Right up onto the wooden platform I ran while they all came up running and stopped short and breathless down below.

The announcer was saying, "Here's the little lass who wants to try it. Remember, folks. If she can get all the way through without a mistake, we will give a dollar for every word. There's been fifteen try it already but so far no one has made it. Are you ready?"

I nodded that I was. How many words did the thing have, anyway? What would I get with all that money? I'd buy all the books back anyway. Bless the dear "G" book. Or get another set. I looked at Lonnie Britt standing down below, looking up at me so proudly. I'd get Lonnie a carpet to go with her carpet sweeper if it was only a couple of throw rugs. That was for sure. I almost stumbled and missed a word when I thought about the strings and bow for Tom's fiddle and pictures for Jim's stereoscope. Maybe I could even get electricity brought up to the community for Archie's radio. That was it! I'd bring electricity up the valley for it was too dark to read in the old kitchen, and there was a hole already bored over the table for the fixture. Did electric bills run big, I wondered, but kept on.
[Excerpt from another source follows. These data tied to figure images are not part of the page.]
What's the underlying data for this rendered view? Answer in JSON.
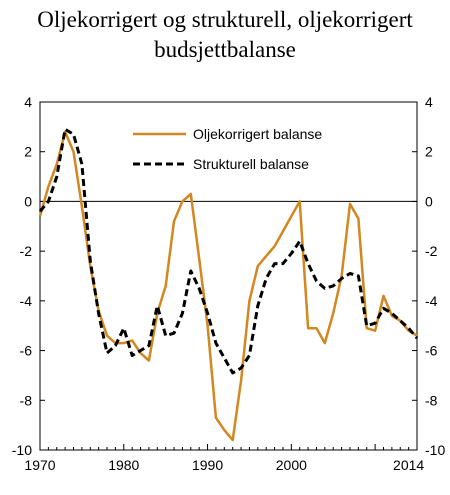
{
  "title": {
    "line1": "Oljekorrigert og strukturell, oljekorrigert",
    "line2": "budsjettbalanse"
  },
  "chart_data": {
    "type": "line",
    "title": "Oljekorrigert og strukturell, oljekorrigert budsjettbalanse",
    "xlabel": "",
    "ylabel": "",
    "xlim": [
      1970,
      2015
    ],
    "ylim": [
      -10,
      4
    ],
    "x_ticks": [
      1970,
      1980,
      1990,
      2000,
      2014
    ],
    "y_ticks": [
      4,
      2,
      0,
      -2,
      -4,
      -6,
      -8,
      -10
    ],
    "legend_position": "top-right",
    "grid": false,
    "series": [
      {
        "name": "Oljekorrigert balanse",
        "color": "#d4861f",
        "style": "solid",
        "x": [
          1970,
          1971,
          1972,
          1973,
          1974,
          1975,
          1976,
          1977,
          1978,
          1979,
          1980,
          1981,
          1982,
          1983,
          1984,
          1985,
          1986,
          1987,
          1988,
          1989,
          1990,
          1991,
          1992,
          1993,
          1994,
          1995,
          1996,
          1997,
          1998,
          1999,
          2000,
          2001,
          2002,
          2003,
          2004,
          2005,
          2006,
          2007,
          2008,
          2009,
          2010,
          2011,
          2012,
          2013,
          2014,
          2015
        ],
        "y": [
          -0.6,
          0.6,
          1.5,
          2.8,
          2.0,
          -0.2,
          -2.6,
          -4.4,
          -5.4,
          -5.7,
          -5.7,
          -5.6,
          -6.1,
          -6.4,
          -4.5,
          -3.4,
          -0.8,
          0.0,
          0.3,
          -2.3,
          -5.0,
          -8.7,
          -9.2,
          -9.6,
          -7.2,
          -4.0,
          -2.6,
          -2.2,
          -1.8,
          -1.2,
          -0.6,
          0.0,
          -5.1,
          -5.1,
          -5.7,
          -4.5,
          -3.0,
          -0.1,
          -0.7,
          -5.1,
          -5.2,
          -3.8,
          -4.6,
          -4.8,
          -5.2,
          -5.4
        ]
      },
      {
        "name": "Strukturell balanse",
        "color": "#000000",
        "style": "dashed",
        "x": [
          1970,
          1971,
          1972,
          1973,
          1974,
          1975,
          1976,
          1977,
          1978,
          1979,
          1980,
          1981,
          1982,
          1983,
          1984,
          1985,
          1986,
          1987,
          1988,
          1989,
          1990,
          1991,
          1992,
          1993,
          1994,
          1995,
          1996,
          1997,
          1998,
          1999,
          2000,
          2001,
          2002,
          2003,
          2004,
          2005,
          2006,
          2007,
          2008,
          2009,
          2010,
          2011,
          2012,
          2013,
          2014,
          2015
        ],
        "y": [
          -0.4,
          0.0,
          1.0,
          2.9,
          2.7,
          1.5,
          -2.4,
          -4.5,
          -6.1,
          -5.8,
          -5.1,
          -6.2,
          -6.0,
          -5.8,
          -4.2,
          -5.4,
          -5.3,
          -4.5,
          -2.8,
          -3.5,
          -4.5,
          -5.7,
          -6.3,
          -6.9,
          -6.7,
          -6.2,
          -4.2,
          -3.1,
          -2.5,
          -2.5,
          -2.1,
          -1.6,
          -2.5,
          -3.2,
          -3.5,
          -3.4,
          -3.1,
          -2.9,
          -3.0,
          -5.0,
          -4.9,
          -4.3,
          -4.5,
          -4.8,
          -5.1,
          -5.5
        ]
      }
    ]
  }
}
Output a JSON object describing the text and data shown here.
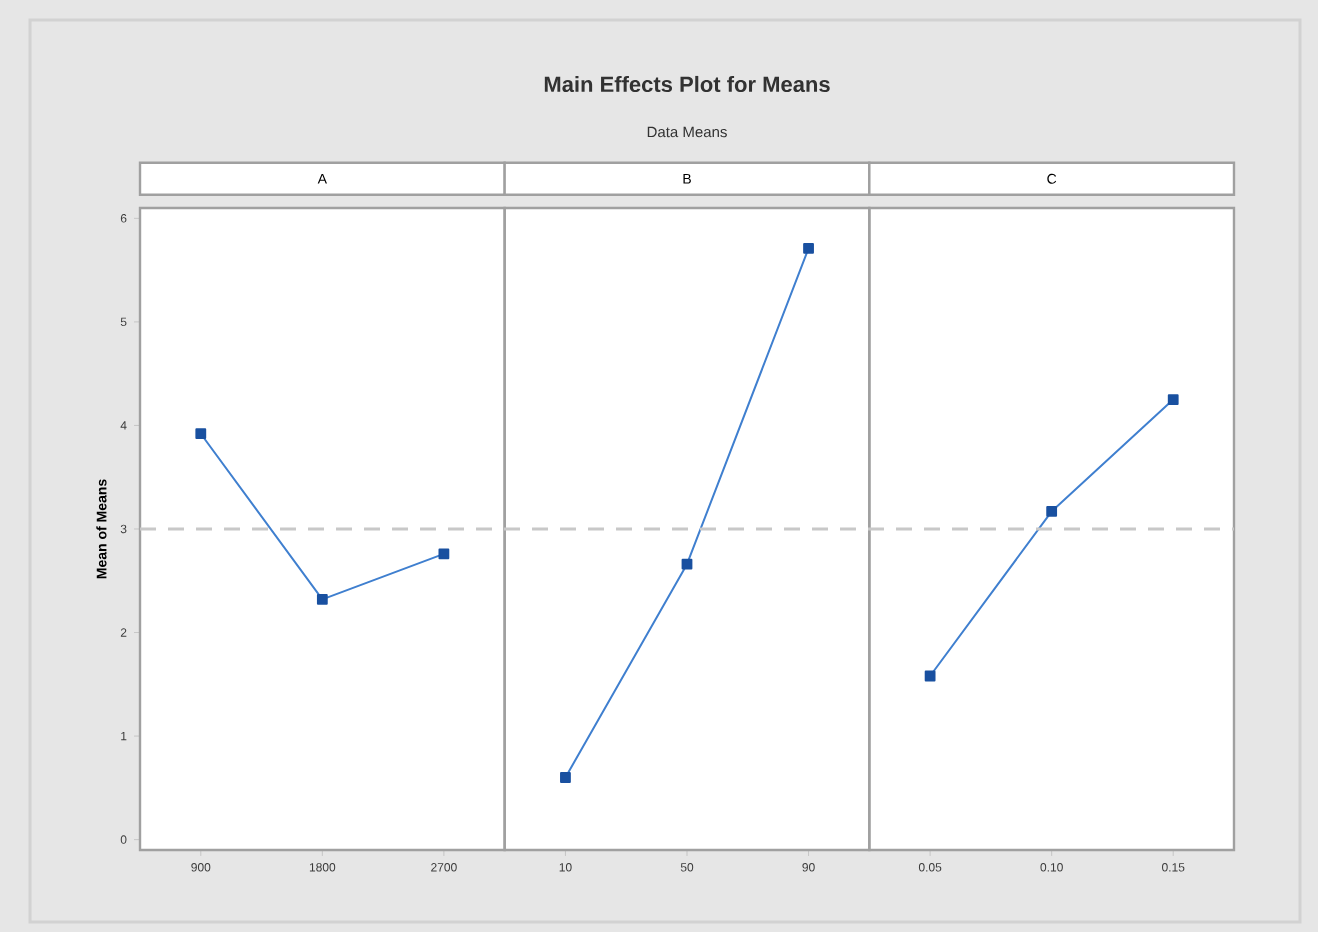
{
  "chart_data": {
    "type": "line",
    "title": "Main Effects Plot for Means",
    "subtitle": "Data Means",
    "ylabel": "Mean of Means",
    "categories": [
      "900",
      "1800",
      "2700",
      "10",
      "50",
      "90",
      "0.05",
      "0.10",
      "0.15"
    ],
    "series": [
      {
        "color": "#3f7fcf",
        "values": [
          3.92,
          2.32,
          2.76,
          null,
          null,
          null,
          null,
          null,
          null
        ]
      },
      {
        "color": "#3f7fcf",
        "values": [
          null,
          null,
          null,
          0.6,
          2.66,
          5.71,
          null,
          null,
          null
        ]
      },
      {
        "color": "#3f7fcf",
        "values": [
          null,
          null,
          null,
          null,
          null,
          null,
          1.58,
          3.17,
          4.25
        ]
      }
    ],
    "annotations": [
      "A",
      "B",
      "C"
    ],
    "marker": "square",
    "ylim": [
      -0.1,
      6.1
    ],
    "yticks": [
      0,
      1,
      2,
      3,
      4,
      5,
      6
    ],
    "ref_lines": [
      {
        "axis": "y",
        "value": 3,
        "color": "#c8c8c8",
        "line_style": "dashed"
      }
    ]
  }
}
How triumphant Mama looked. I saw her lips moving and it looked as if she was saying, "They are the treasured wealth of the world." Lou was repeating the thing silently with me. Dad was counting on his fingers, but he finally had to give that up. A hush had fallen over the whole crowd. Even the Ferris wheel and merry-go-round had stopped. Elsie Crawford's baby wasn't making a sound.

A locust in the tree above me shrilled down to a dead stop and I wound up magnificently, "... that this nation, under God, shall have a new birth of freedom; and that government of the people, by the people, for the people shall not perish from the earth."